El primer ejemplo lo encontramos en la Supercopa de España disputada en Arabia Saudí, en el segundo gol del FC Barcelona, anotado por Lewandowski. El fuera de juego semiautomático determina correctamente que el delantero está en posición legal, pero el problema aparece cuando se muestra el análisis en retransmisión. El frame elegido por el VAR es claramente erróneo: Pedri no está ni siquiera cerca de contactar con el balón. La posición es legal, sí, pero el procedimiento es incorrecto. Y ahí está el peligro. En una acción al límite, con delantero y defensor separados por centímetros, escoger un frame antes o después puede cambiar por completo el resultado de la jugada. En un partido de máxima exigencia, una semifinal o una final europea, un error así puede decidir un título.
El segundo caso se produce en LaLiga, en el partido entre Real Sociedad y Barcelona de la última jornada. Aquí el error es todavía más delicado porque afecta directamente al resultado final. Del Cerro Grande, desde el VAR, selecciona un frame en el que el balón ya está saliendo de la pierna de Koundé o incluso ha salido, cuando el reglamento es claro: hay que tomar como referencia el primer punto de contacto con el balón, que se produce varios frames antes. Se analiza, por tanto, una imagen que no corresponde al momento reglamentario. A esto se suma otro problema grave: no existe una cámara que permita analizar la acción con claridad, lo que impide afirmar con rotundidad si la posición es antirreglamentaria o no. El gol se anula, el Barça pierde el partido y todo queda sostenido sobre un frame mal elegido.

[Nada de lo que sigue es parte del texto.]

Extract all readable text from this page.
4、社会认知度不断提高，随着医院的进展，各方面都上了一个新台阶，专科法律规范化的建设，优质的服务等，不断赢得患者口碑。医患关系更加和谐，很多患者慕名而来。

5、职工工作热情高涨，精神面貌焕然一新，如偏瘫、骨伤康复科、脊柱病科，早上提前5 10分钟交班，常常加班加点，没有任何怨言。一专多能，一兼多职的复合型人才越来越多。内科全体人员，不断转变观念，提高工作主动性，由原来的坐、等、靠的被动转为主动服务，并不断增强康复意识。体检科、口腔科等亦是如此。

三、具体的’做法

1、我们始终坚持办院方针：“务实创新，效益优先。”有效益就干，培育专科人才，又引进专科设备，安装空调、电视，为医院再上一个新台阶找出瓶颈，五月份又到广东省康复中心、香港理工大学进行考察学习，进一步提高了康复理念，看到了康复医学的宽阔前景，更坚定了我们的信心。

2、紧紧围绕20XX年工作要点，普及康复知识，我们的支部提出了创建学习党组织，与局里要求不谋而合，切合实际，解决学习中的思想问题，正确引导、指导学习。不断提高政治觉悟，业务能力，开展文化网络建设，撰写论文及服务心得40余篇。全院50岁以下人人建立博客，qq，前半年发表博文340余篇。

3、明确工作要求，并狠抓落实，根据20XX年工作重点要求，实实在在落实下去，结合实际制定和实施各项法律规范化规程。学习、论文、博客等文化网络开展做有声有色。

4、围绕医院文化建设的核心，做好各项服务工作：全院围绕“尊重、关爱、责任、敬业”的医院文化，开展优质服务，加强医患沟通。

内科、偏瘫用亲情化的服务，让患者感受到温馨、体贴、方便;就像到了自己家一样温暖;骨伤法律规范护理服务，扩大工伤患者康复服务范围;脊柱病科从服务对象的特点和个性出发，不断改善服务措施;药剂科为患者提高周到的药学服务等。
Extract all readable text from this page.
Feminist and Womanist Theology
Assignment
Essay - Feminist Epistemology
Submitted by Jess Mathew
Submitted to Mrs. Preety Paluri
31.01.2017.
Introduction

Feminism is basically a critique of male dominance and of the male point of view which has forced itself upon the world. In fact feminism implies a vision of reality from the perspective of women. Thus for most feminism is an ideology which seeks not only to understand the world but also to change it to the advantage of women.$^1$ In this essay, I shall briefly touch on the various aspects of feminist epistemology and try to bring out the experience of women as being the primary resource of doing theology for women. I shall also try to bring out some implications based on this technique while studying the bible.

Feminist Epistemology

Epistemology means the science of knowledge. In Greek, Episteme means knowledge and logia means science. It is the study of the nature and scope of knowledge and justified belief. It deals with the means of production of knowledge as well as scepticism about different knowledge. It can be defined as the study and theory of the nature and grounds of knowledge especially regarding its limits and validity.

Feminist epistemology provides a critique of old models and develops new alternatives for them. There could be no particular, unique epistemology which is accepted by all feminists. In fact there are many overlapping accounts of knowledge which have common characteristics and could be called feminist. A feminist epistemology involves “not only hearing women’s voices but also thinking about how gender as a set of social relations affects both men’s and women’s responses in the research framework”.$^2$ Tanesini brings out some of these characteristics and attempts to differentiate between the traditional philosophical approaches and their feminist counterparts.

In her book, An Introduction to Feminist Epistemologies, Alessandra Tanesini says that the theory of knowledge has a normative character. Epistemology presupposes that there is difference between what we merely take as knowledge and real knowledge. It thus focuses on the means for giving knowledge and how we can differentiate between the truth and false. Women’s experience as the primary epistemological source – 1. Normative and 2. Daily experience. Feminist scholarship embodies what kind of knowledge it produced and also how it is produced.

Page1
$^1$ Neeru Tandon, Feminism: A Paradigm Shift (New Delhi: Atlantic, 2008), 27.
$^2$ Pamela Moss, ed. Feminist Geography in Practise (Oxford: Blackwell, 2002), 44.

El tercer ejemplo llega desde la Europa League, en el encuentro entre Celta de Vigo y Lille. En este caso no hay fuera de juego semiautomático, se utilizan líneas tradicionales y el VAR depende exclusivamente de los frames que ofrece la retransmisión. Es cierto que aquí las limitaciones técnicas son mayores, pero eso no justifica el error. El frame escogido para analizar la acción muestra a Iago Aspas sin contacto con el balón. Aunque no se pueda seleccionar el instante exacto, el mínimo exigible es elegir una imagen en la que el balón esté siendo golpeado o esté saliendo del pie. Confirmar una decisión con un frame en el que no hay contacto es un fallo que no puede cometerse.
La conclusión es clara y preocupante. El error en la elección del frame se está repitiendo en distintas competiciones, con distintas tecnologías y en partidos de enorme relevancia. En encuentros igualados, con resultados ajustados y mucho en juego, una mala decisión técnica puede inclinar la balanza y marcar el destino de un título. Si el VAR quiere ser una herramienta de justicia, lo primero que no puede fallar es lo más básico.